How are these problems different from trying to find a relation between
the slopes of individual data and the slope of a line through individual
averages?

I find it rather bitterly amusing that there should be a prolonged
argument over the proposition that the failure of an ellipse axis to
line up with the direction of cross-hatching should show that it is
improper to use group data as a guide to properties of individuals.

It doesn't say much for the ratio of rhetoric to thought in the group.

Sorry.

Martin

[From Richard Kennaway (971123.1000 GMT)]

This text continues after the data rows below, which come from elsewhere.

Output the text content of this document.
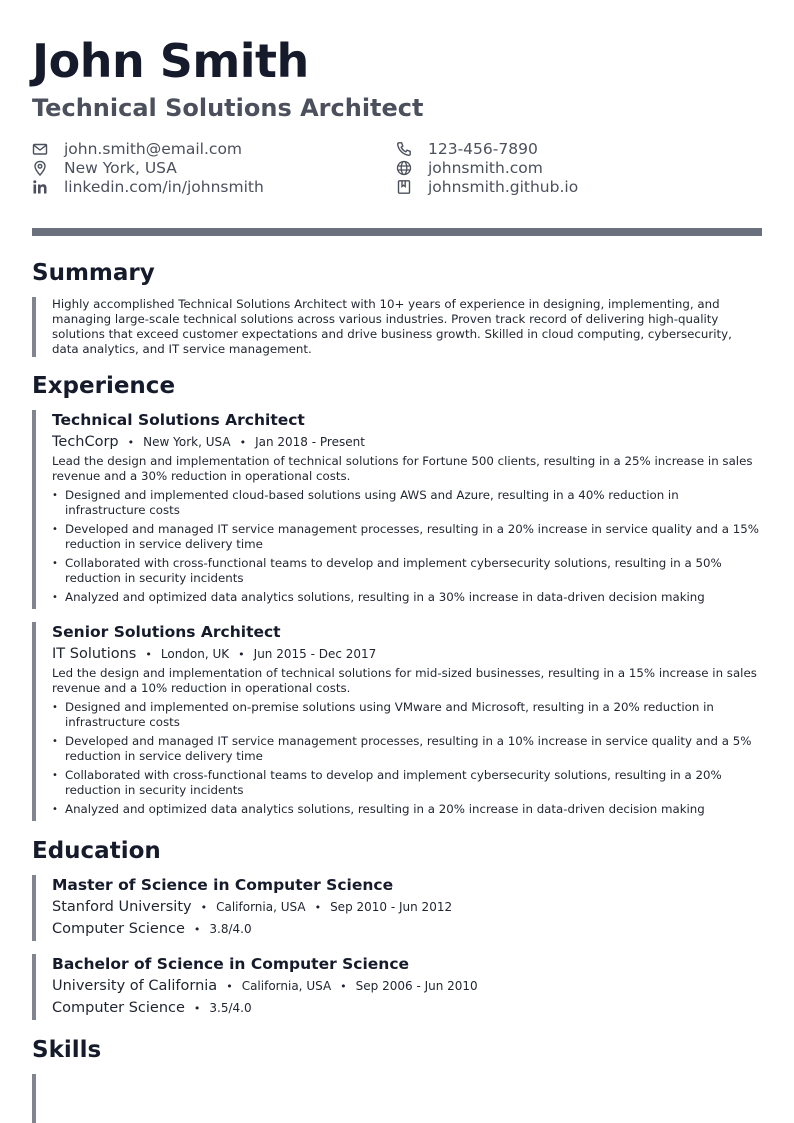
John Smith
Technical Solutions Architect
john.smith@email.com	123-456-7890
New York, USA	johnsmith.com
linkedin.com/in/johnsmith	johnsmith.github.io
Summary
Highly accomplished Technical Solutions Architect with 10+ years of experience in designing, implementing, and managing large-scale technical solutions across various industries. Proven track record of delivering high-quality solutions that exceed customer expectations and drive business growth. Skilled in cloud computing, cybersecurity, data analytics, and IT service management.
Experience
Technical Solutions Architect
TechCorp • New York, USA • Jan 2018 - Present
Lead the design and implementation of technical solutions for Fortune 500 clients, resulting in a 25% increase in sales revenue and a 30% reduction in operational costs.
• Designed and implemented cloud-based solutions using AWS and Azure, resulting in a 40% reduction in infrastructure costs
• Developed and managed IT service management processes, resulting in a 20% increase in service quality and a 15% reduction in service delivery time
• Collaborated with cross-functional teams to develop and implement cybersecurity solutions, resulting in a 50% reduction in security incidents
• Analyzed and optimized data analytics solutions, resulting in a 30% increase in data-driven decision making
Senior Solutions Architect
IT Solutions • London, UK • Jun 2015 - Dec 2017
Led the design and implementation of technical solutions for mid-sized businesses, resulting in a 15% increase in sales revenue and a 10% reduction in operational costs.
• Designed and implemented on-premise solutions using VMware and Microsoft, resulting in a 20% reduction in infrastructure costs
• Developed and managed IT service management processes, resulting in a 10% increase in service quality and a 5% reduction in service delivery time
• Collaborated with cross-functional teams to develop and implement cybersecurity solutions, resulting in a 20% reduction in security incidents
• Analyzed and optimized data analytics solutions, resulting in a 20% increase in data-driven decision making
Education
Master of Science in Computer Science
Stanford University • California, USA • Sep 2010 - Jun 2012
Computer Science • 3.8/4.0
Bachelor of Science in Computer Science
University of California • California, USA • Sep 2006 - Jun 2010
Computer Science • 3.5/4.0
Skills
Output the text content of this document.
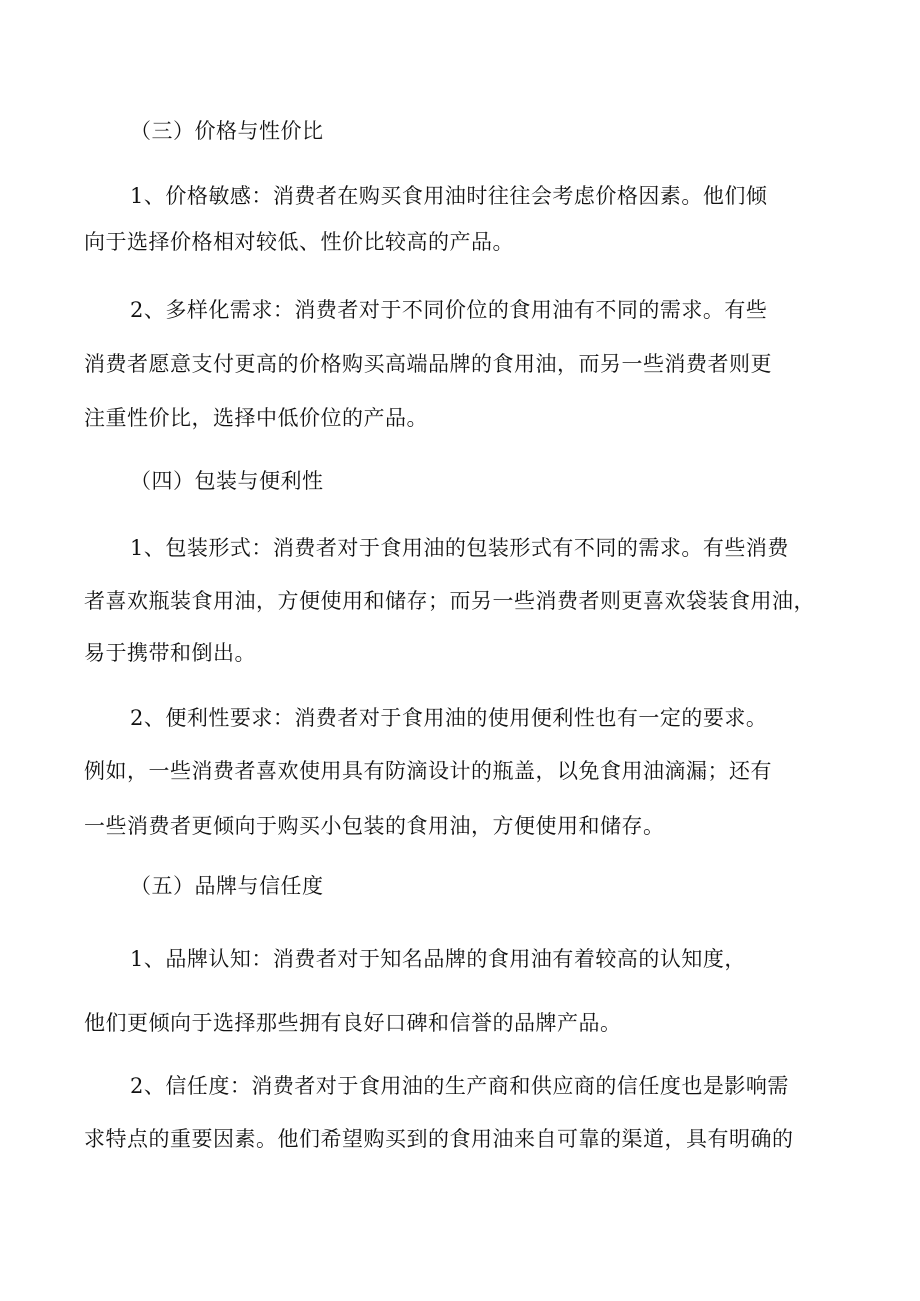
（三）价格与性价比
1、价格敏感：消费者在购买食用油时往往会考虑价格因素。他们倾
向于选择价格相对较低、性价比较高的产品。
2、多样化需求：消费者对于不同价位的食用油有不同的需求。有些
消费者愿意支付更高的价格购买高端品牌的食用油，而另一些消费者则更
注重性价比，选择中低价位的产品。
（四）包装与便利性
1、包装形式：消费者对于食用油的包装形式有不同的需求。有些消费
者喜欢瓶装食用油，方便使用和储存；而另一些消费者则更喜欢袋装食用油，
易于携带和倒出。
2、便利性要求：消费者对于食用油的使用便利性也有一定的要求。
例如，一些消费者喜欢使用具有防滴设计的瓶盖，以免食用油滴漏；还有
一些消费者更倾向于购买小包装的食用油，方便使用和储存。
（五）品牌与信任度
1、品牌认知：消费者对于知名品牌的食用油有着较高的认知度，
他们更倾向于选择那些拥有良好口碑和信誉的品牌产品。
2、信任度：消费者对于食用油的生产商和供应商的信任度也是影响需
求特点的重要因素。他们希望购买到的食用油来自可靠的渠道，具有明确的
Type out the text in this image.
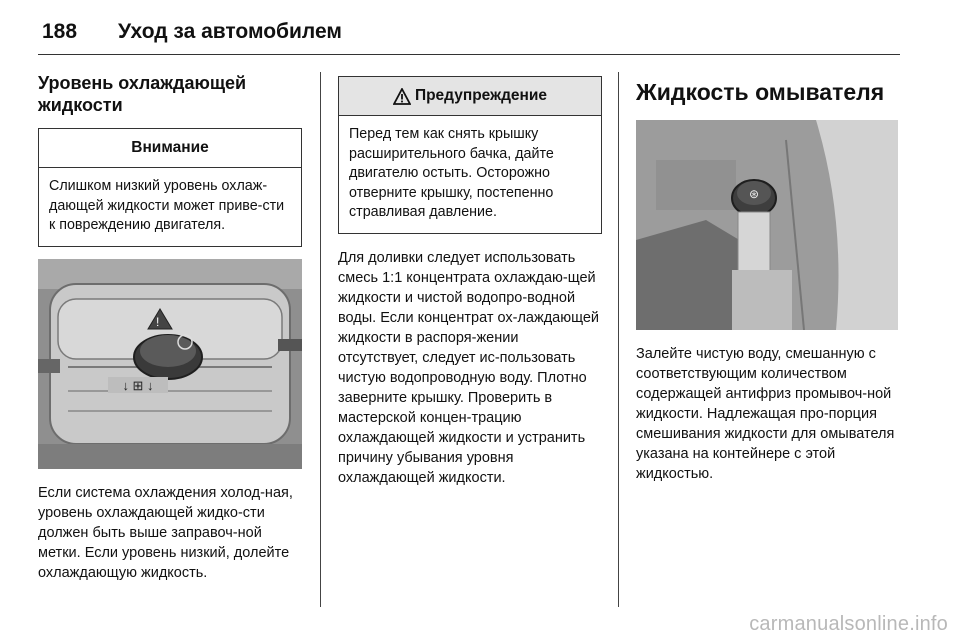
188 Уход за автомобилем
Уровень охлаждающей жидкости
Внимание
Слишком низкий уровень охлаж-дающей жидкости может приве-сти к повреждению двигателя.
!
↓ ⊞ ↓

Если система охлаждения холод-ная, уровень охлаждающей жидко-сти должен быть выше заправоч-ной метки. Если уровень низкий, долейте охлаждающую жидкость.

Предупреждение
Перед тем как снять крышку расширительного бачка, дайте двигателю остыть. Осторожно отверните крышку, постепенно стравливая давление.

Для доливки следует использовать смесь 1:1 концентрата охлаждаю-щей жидкости и чистой водопро-водной воды. Если концентрат ох-лаждающей жидкости в распоря-жении отсутствует, следует ис-пользовать чистую водопроводную воду. Плотно заверните крышку. Проверить в мастерской концен-трацию охлаждающей жидкости и устранить причину убывания уровня охлаждающей жидкости.

Жидкость омывателя
⊛

Залейте чистую воду, смешанную с соответствующим количеством содержащей антифриз промывоч-ной жидкости. Надлежащая про-порция смешивания жидкости для омывателя указана на контейнере с этой жидкостью.

carmanualsonline.info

Martin Taylor 971122 21:40:

It's the pairing of these last two that leads us into all the quagmires.
Suppose the average over individuals is 3, and the distribution is
Gaussian with a standard deviation of 300. You are not going to do much
better than a coin toss if you want to say Mr. X will have a positive
value. But if the standard deviation is .003, you'd be pretty stupid to
pass up a bet with someone who offered to bet you that Ms Y had a negative
value (unless he knows Ms Y!-)

But this is still a proposition about the group: the proposition that
nearly all of them have a positive value for this attribute. As you
point out, whether the bet is in my favour depends on whether the person
offering it knows Ms Y's individual value. The fact that if the bet is
made about a randomly selected individual, I'll likely win, is not a
proposition about the selected individual, it is a proposition about the
group. Ms Y does not have a probability of having a negative value; she
simply has whatever value she has. If I measure her value, other
people's values are irrelevant. If I do not, I'm just guessing.

Martin Taylor 971122 21:50:

I find it rather bitterly amusing that there should be a prolonged
argument over the proposition that the failure of an ellipse axis to
line up with the direction of cross-hatching should show that it is
improper to use group data as a guide to properties of individuals.

Indeed. Quite clearly, it shows exactly that.

-- Richard Kennaway, jrk@sys.uea.ac.uk, http://www.sys.uea.ac.uk/~jrk/
   School of Information Systems, Univ. of East Anglia, Norwich, U.K.